When I was a teenager, I was experimenting with inhalation poisons and different knockout drugs. The first was a chlorine gas/mustard gas/classified
hybrid. So afterwards, I go to set it off at a remote location only realizing afterwards I have no test subjects. Instinctively, I go up to it and
sniff it myself like an idiot. I guess in my mind, I was thinking I didnt want to waist the time and cost I put into it, just to get no reaction,
since I forgot to buy a mouse cage, and put a few lab rats in it. I was more happy to have finally finished it that I just wanted to test it as soon
as possible.
So after I stupidly took a small sniff, I remember pain in the nose, eyes, and throat. I remember running away and making it like 20 yards before
collapsing and convulsing. I believe the pain threshold knocked me out because when I awoke it was completely dark out and I was literally in the
middle of nowhere so it wasnt like anyone would ever find me. I remember it taking like an hour to find the car as farmland at night is impossible to
see. Effects subsided a week later with no noticeable physical or mental abnormalities.

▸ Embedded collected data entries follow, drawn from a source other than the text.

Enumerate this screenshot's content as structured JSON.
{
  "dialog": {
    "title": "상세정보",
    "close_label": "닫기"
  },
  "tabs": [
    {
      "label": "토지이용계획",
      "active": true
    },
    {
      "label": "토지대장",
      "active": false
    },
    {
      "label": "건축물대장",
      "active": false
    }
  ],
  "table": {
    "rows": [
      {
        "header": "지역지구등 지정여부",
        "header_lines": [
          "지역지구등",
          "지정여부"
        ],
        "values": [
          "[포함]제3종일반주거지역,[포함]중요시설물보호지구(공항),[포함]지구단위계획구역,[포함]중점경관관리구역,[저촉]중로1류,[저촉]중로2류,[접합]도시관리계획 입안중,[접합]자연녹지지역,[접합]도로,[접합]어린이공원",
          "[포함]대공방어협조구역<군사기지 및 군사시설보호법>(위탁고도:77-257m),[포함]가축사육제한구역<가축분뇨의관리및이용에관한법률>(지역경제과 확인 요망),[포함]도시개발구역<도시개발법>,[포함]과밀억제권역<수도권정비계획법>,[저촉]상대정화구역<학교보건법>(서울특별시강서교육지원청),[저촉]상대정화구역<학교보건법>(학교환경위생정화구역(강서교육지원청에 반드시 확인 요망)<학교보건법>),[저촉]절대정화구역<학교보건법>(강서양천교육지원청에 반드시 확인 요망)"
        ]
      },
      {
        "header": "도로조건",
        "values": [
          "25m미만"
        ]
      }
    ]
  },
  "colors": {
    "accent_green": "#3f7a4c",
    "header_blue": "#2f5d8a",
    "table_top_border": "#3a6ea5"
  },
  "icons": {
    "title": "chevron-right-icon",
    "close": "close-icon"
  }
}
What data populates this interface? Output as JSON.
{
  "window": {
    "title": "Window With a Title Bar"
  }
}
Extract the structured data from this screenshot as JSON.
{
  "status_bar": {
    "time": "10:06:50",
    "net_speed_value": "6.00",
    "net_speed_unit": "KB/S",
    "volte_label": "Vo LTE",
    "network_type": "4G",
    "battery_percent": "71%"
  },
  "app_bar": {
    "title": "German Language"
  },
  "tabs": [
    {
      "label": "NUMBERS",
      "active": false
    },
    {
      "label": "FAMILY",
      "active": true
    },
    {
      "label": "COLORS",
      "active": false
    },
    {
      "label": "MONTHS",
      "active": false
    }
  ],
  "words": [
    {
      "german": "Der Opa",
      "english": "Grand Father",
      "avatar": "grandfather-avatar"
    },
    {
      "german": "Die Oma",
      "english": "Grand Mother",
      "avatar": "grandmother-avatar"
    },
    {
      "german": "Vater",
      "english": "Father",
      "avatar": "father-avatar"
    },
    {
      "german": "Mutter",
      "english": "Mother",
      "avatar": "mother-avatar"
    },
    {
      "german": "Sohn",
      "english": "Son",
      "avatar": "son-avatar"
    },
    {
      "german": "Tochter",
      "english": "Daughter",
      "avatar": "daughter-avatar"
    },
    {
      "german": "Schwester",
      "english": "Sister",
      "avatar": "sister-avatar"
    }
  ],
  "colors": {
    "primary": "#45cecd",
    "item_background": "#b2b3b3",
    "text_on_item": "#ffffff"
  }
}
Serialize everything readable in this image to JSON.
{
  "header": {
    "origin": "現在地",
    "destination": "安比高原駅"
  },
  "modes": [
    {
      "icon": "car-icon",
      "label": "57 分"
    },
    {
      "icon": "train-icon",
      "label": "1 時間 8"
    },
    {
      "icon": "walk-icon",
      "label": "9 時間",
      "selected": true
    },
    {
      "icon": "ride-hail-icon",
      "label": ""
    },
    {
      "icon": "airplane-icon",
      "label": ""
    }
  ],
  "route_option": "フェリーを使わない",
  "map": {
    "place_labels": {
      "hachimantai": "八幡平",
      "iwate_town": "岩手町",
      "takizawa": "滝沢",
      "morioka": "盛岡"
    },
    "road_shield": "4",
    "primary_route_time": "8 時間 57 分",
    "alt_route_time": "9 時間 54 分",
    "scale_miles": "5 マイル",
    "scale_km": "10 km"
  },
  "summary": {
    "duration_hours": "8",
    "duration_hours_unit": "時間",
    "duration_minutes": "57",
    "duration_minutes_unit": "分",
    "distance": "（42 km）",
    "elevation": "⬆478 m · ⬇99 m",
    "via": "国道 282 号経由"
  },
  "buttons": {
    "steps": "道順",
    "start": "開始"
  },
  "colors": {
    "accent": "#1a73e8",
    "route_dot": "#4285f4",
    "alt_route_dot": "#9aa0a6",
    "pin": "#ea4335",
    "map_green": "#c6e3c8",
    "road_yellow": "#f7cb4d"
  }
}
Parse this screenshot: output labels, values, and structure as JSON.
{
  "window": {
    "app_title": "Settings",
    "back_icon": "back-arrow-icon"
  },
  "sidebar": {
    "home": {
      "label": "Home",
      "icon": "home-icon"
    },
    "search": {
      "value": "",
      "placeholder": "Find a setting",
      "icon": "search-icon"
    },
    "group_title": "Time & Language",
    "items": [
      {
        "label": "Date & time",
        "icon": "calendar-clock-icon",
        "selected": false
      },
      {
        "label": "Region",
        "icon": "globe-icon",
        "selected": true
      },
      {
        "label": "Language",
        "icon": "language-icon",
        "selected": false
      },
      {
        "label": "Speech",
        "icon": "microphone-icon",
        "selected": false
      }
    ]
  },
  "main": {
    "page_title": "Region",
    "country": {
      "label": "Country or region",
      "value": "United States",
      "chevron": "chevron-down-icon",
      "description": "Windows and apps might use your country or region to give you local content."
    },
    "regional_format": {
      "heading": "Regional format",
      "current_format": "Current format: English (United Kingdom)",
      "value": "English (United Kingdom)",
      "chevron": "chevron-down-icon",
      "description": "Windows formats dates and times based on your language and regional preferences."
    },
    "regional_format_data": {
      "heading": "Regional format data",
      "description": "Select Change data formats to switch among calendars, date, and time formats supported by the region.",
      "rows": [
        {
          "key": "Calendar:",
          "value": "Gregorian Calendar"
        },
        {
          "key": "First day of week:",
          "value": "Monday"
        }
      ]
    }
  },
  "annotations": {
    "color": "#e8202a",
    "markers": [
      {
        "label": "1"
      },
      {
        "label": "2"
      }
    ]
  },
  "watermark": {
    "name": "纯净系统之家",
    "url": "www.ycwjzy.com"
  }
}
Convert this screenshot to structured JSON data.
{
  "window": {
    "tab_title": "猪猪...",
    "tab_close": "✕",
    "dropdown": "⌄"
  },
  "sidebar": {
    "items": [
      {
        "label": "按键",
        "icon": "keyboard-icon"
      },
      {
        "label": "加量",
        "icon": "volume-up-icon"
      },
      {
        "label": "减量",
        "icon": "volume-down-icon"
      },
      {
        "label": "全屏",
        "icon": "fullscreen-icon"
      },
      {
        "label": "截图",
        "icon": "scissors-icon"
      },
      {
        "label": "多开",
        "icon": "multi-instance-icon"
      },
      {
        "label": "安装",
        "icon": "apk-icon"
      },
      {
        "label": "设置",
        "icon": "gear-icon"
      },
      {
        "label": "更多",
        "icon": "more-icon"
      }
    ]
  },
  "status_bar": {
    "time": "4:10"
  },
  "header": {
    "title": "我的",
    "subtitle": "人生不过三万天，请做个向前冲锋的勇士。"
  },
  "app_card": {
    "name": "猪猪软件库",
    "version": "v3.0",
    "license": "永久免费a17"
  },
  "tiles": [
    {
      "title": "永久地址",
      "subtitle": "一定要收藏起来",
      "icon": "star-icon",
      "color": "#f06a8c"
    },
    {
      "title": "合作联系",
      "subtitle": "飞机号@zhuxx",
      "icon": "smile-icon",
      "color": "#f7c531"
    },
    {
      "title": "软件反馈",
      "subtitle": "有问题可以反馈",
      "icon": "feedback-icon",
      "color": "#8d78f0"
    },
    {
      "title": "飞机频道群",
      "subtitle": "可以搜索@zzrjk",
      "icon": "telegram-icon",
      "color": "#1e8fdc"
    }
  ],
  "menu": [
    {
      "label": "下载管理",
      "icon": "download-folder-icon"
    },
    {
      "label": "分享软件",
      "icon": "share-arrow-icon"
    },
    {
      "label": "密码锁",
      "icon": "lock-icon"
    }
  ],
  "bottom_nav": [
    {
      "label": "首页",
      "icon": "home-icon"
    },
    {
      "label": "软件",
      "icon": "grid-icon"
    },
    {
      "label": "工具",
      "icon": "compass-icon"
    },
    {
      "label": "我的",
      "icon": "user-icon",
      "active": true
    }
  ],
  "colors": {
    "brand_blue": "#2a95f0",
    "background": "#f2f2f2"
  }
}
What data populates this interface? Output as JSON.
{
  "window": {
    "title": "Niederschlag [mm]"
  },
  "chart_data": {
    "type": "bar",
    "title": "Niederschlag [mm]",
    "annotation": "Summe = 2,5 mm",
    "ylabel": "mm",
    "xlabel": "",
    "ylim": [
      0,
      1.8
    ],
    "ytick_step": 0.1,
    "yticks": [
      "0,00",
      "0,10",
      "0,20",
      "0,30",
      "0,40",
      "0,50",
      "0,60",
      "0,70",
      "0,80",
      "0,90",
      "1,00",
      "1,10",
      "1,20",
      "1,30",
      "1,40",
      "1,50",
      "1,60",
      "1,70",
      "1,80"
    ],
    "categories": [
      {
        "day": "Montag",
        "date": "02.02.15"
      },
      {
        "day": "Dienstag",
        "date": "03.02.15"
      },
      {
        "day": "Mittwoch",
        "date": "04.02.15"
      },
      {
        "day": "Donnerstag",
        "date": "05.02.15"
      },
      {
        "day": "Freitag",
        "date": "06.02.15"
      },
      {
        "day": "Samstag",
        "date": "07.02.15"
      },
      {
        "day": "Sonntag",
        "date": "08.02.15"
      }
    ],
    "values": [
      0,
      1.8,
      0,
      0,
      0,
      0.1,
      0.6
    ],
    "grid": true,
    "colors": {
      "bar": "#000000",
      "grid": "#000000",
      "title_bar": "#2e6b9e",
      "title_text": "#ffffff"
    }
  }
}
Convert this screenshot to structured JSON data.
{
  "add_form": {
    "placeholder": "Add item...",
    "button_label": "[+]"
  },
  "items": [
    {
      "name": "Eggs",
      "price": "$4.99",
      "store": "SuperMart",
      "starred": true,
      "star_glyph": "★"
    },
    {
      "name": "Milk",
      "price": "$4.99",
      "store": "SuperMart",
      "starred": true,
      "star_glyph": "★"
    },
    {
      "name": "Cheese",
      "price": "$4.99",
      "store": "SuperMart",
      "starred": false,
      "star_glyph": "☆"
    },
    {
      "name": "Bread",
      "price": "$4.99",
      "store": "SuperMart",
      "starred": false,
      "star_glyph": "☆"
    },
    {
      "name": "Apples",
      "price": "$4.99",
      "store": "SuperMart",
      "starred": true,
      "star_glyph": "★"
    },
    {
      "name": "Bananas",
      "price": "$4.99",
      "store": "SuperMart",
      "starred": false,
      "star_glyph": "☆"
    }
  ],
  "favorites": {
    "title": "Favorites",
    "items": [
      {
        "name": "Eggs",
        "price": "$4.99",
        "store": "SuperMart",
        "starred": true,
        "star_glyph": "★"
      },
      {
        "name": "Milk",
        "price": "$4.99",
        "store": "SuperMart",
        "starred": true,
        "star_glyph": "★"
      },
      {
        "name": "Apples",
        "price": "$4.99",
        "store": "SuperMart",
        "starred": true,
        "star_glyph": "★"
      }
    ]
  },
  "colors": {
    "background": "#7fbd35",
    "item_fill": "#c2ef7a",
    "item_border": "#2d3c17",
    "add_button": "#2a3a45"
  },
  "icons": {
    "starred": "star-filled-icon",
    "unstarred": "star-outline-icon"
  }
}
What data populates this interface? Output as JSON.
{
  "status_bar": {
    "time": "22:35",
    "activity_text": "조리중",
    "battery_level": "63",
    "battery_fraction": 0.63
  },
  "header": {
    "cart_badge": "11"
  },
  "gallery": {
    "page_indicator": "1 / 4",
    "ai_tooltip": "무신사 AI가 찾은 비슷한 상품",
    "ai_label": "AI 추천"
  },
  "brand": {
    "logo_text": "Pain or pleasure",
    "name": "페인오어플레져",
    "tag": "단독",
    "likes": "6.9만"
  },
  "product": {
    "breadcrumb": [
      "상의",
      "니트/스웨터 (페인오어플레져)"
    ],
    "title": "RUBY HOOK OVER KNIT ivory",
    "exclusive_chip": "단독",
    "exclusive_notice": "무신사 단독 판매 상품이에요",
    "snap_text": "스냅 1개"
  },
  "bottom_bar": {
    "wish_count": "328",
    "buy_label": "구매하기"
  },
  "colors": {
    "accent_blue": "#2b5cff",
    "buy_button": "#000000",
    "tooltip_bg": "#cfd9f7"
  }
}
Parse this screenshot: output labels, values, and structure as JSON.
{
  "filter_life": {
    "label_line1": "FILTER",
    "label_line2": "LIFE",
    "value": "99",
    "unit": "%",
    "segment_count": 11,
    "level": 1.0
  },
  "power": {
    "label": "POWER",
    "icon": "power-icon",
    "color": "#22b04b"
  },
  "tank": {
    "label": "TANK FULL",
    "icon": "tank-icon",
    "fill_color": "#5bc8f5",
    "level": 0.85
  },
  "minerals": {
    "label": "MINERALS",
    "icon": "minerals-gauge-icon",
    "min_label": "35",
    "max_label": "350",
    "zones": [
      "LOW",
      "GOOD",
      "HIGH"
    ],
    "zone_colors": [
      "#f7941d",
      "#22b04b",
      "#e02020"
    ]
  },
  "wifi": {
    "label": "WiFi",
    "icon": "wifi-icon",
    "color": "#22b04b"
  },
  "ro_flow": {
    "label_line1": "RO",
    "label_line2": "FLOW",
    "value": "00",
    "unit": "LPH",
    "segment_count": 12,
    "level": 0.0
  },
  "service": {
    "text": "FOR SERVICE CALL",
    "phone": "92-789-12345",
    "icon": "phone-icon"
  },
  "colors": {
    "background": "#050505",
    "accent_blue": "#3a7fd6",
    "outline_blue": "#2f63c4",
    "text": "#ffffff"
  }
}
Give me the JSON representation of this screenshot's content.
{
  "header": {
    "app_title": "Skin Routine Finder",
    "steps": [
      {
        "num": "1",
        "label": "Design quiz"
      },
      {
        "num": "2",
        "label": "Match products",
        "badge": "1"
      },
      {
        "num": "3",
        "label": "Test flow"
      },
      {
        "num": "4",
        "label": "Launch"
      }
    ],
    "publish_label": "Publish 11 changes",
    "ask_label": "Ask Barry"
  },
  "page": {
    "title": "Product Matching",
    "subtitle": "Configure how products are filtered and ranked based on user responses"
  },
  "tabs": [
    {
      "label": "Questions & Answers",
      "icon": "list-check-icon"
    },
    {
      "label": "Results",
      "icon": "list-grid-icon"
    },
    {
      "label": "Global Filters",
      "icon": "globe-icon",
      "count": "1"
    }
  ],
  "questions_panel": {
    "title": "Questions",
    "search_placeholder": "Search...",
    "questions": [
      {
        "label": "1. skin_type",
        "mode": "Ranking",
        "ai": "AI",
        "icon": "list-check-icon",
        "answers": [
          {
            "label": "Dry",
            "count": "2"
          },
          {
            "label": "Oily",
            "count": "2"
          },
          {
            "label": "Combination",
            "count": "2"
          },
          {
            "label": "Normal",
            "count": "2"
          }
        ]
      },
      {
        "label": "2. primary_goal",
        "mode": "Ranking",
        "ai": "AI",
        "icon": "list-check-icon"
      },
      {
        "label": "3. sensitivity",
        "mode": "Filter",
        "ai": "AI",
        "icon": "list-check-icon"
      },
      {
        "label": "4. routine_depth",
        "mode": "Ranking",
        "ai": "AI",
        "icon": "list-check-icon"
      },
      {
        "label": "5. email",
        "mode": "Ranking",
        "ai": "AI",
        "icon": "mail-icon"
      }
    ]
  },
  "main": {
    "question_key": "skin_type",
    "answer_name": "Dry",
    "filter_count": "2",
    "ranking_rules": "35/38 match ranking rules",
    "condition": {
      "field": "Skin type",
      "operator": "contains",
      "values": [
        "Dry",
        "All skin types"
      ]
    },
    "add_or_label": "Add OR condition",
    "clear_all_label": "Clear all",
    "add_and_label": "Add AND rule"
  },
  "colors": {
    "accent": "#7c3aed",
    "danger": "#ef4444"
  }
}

I dont remember much after that, most of my childhood memories are blocked but I do know that I could have died just as easily as you that day when my
instinct to just smell it, perhaps also thinking it was just harmless and would have no effect on me, was just completely stupid.
For what its worth, the experiment was tested again many months later but on a dying bird. I heard the loud bang of a bird hit my window, and saw it
was still alive but twitching. I put it in a glass cage and watched its skin form hundreds of blisters and explode within a couple minutes. I dont
doubt this would have happened to me if I had passed out before running away from the site.
Repetition of safety preparation is the key to eliminate ones unwanted instinctive common sense traits.